2. Le 24 mars 2011, le département des finances, soit pour lui la centrale commune d’achats (ci-après : CCA) a informé l’intéressée que l’entretien des salles de gymnastique des établissements secondaires de l’Etat de Genève allait faire l’objet d’un appel d’offres qui serait prochainement publié dans la Feuille d’Avis Officielle de la République et canton de Genève (ci-après : FAO).
Elle résiliait, en conséquence, le contrat précité pour sa prochaine échéance.
La procédure d’appel d’offres ne pouvant toutefois pas être terminée avant la fin du mois d’août 2011, elle souhaitait prolonger ledit contrat pour les mois de juillet et août 2011.
3. Le 18 avril 2011, l’appel d’offres précité a été publié dans la FAO.

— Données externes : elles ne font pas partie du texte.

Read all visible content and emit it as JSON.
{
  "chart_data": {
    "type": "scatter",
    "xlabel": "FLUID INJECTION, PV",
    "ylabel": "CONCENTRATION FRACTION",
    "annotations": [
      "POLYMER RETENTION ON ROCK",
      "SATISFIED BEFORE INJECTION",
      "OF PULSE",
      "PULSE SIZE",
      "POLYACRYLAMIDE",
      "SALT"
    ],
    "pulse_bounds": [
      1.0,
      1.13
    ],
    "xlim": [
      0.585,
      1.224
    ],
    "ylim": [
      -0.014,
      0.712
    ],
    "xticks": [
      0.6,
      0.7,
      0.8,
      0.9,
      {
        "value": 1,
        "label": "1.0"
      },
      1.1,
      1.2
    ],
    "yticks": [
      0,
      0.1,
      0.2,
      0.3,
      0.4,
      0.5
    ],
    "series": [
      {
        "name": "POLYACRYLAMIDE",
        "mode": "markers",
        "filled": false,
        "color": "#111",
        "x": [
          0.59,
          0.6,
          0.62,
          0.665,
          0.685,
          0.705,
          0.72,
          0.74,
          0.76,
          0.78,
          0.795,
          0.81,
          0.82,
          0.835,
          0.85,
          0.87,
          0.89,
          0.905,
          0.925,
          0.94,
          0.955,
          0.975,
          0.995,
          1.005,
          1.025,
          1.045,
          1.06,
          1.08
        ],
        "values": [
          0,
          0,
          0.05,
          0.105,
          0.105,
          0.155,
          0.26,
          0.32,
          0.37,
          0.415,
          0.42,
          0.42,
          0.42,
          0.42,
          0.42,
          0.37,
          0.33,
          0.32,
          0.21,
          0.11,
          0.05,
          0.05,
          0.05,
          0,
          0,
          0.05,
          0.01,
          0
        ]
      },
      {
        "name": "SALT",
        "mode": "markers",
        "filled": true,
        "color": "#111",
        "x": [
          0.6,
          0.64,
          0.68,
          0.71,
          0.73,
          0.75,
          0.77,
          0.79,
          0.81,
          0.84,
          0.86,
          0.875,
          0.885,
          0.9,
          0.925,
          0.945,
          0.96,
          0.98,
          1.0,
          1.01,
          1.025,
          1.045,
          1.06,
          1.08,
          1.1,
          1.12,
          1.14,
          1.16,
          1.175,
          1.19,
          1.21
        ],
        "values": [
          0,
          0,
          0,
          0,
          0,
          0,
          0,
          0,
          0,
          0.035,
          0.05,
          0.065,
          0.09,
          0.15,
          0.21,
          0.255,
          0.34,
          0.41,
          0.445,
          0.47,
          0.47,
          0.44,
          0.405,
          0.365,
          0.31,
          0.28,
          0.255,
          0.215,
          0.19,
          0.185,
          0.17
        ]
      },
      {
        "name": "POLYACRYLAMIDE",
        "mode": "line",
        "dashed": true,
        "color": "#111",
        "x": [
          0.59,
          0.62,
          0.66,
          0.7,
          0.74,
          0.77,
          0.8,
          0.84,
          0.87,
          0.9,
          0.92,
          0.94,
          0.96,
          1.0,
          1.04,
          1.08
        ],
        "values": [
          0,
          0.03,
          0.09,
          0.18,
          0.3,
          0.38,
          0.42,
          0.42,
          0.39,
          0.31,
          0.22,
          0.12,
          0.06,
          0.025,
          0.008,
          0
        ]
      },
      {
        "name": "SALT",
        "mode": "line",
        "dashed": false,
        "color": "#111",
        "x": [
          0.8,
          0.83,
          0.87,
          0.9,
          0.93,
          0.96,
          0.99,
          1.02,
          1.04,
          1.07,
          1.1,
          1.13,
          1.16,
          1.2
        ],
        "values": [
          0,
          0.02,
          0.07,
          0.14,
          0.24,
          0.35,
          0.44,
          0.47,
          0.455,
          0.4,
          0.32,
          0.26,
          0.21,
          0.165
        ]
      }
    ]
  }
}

Le marché était divisé en quatre lots et soumis à l’accord intercantonal sur les marchés publics du 25 novembre 1994, entré en vigueur à Genève le 9 décembre 1997 (AIMP - L 6 05).
Le délai de clôture pour le dépôt des offres était fixé au 30 mai 2011 à 16h00. Les offres arrivées après ce délai seraient exclues de l’adjudication.
4. Un dossier d’appel d’offres a été communiqué à la société.
Sous le chapitre 3 intitulé « Conditions générales », il était précisé, en caractère gras, que les offres devraient être en possession de l’adjudicateur le lundi 30 mai 2011 à 16h00 au plus tard et qu’aucun délai supplémentaire ne serait accordé.
5. Le 6 mai 2011, la CCA a adressé à tous les soumissionnaires la liste des questions qu’elle avait reçues de ces derniers avec la réponse correspondante.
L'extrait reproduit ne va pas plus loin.